Furthermore, I also conducted a manual check by comparing output and the original data (60000 28X28 matrices) pixel by pixel--counting non-zeros elements from their differences:

    x_decoded = autoencoder.predict(x_train)
    temp = x_train*255
    x_train_uint8 = temp.astype('uint8')
    temp = x_decoded*255
    x_decoded_uint8 = temp.astype('uint8')
    c = np.count_nonzero(x_train_uint8 - x_decoded_uint8)
    cp = 1-c /60000/28/28

Yet cp is only about 71%. Could any tell me why there is a difference?


Solution

  • Accuracy doesn't make sense for a regression problem, hence the keras sample doesn't use that metric during autoencoder.compile.

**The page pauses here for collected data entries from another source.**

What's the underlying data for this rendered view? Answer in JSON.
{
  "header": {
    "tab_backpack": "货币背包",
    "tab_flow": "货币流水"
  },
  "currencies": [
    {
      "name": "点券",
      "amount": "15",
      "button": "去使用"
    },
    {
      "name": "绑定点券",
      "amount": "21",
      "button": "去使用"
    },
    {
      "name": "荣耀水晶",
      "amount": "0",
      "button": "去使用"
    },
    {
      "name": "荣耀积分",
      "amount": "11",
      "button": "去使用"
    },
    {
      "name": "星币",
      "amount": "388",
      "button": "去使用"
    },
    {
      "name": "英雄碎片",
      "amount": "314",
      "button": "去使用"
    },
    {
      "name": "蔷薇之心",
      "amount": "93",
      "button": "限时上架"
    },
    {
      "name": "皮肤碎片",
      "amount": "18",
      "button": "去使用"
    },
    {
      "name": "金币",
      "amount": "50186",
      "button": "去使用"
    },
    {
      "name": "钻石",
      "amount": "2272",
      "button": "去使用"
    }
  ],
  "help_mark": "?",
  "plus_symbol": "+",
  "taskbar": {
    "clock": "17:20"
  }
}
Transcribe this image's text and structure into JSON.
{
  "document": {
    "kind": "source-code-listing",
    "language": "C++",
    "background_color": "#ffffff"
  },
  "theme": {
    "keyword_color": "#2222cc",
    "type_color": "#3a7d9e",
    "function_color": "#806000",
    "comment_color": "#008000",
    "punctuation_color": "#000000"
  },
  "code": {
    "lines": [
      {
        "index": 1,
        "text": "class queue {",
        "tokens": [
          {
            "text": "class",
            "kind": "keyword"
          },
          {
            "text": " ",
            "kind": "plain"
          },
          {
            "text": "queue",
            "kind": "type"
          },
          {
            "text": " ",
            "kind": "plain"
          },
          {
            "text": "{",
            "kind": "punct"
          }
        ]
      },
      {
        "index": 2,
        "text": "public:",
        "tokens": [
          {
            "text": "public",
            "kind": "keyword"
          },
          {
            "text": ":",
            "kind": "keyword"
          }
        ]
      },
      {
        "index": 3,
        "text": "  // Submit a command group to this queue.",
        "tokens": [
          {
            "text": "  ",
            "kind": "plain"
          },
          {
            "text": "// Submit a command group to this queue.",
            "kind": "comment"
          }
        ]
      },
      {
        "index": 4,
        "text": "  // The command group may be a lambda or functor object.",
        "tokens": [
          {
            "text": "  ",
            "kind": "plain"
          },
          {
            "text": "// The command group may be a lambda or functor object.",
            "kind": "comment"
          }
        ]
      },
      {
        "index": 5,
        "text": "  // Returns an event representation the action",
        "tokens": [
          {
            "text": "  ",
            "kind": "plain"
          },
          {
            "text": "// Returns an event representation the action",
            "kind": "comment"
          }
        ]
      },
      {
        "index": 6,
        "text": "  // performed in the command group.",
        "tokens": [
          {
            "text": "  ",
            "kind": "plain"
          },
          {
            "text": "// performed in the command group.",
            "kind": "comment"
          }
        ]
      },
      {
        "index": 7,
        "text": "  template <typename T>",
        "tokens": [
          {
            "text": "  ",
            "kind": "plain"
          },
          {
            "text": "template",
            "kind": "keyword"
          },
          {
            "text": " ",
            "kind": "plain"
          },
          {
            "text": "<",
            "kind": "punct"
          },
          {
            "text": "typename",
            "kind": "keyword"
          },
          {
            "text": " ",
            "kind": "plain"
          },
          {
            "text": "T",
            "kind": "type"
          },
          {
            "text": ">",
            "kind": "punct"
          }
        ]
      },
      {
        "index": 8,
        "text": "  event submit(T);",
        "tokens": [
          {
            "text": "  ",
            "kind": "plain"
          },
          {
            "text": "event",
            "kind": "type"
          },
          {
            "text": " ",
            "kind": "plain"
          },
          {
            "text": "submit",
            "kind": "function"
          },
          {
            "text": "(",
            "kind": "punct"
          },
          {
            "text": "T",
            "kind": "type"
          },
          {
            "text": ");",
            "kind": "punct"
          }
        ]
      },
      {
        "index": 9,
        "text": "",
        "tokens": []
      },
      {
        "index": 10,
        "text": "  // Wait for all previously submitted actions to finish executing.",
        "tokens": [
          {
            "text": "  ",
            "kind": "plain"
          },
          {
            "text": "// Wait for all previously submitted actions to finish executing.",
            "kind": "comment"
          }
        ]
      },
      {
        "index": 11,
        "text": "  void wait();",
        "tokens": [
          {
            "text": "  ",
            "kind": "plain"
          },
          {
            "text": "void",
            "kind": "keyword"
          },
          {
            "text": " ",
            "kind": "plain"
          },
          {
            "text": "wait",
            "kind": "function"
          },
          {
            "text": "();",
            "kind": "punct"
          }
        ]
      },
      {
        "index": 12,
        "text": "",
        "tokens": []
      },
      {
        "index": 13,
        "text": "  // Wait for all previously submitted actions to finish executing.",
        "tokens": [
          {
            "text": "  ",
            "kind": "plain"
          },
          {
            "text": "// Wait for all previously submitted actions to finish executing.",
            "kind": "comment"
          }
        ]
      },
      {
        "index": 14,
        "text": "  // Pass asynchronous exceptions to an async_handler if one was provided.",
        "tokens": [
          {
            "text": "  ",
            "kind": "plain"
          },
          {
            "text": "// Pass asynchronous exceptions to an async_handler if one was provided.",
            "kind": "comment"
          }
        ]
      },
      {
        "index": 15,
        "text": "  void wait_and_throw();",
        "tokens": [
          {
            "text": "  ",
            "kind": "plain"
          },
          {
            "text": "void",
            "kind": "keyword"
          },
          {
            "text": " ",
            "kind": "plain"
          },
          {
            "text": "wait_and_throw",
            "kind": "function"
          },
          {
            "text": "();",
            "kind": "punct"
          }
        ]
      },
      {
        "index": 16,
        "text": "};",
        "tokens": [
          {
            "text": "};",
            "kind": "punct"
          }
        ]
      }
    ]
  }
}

    In this case, keras calculates the accuracy as per this metric.

    binary_accuracy

    def binary_accuracy(y_true, y_pred):
        return K.mean(K.equal(y_true, K.round(y_pred)), axis=-1)
    

    Using this numpy implementation, you should get the same value as output by Keras for validation accuracy at the end of training.

    x_decoded = autoencoder.predict(x_test_noisy)
    acc = np.mean(np.equal(x_test, np.round(x_decoded)))
    print(acc)
    

    Refer this answer for more details: What function defines accuracy in Keras when the loss is mean squared error (MSE)?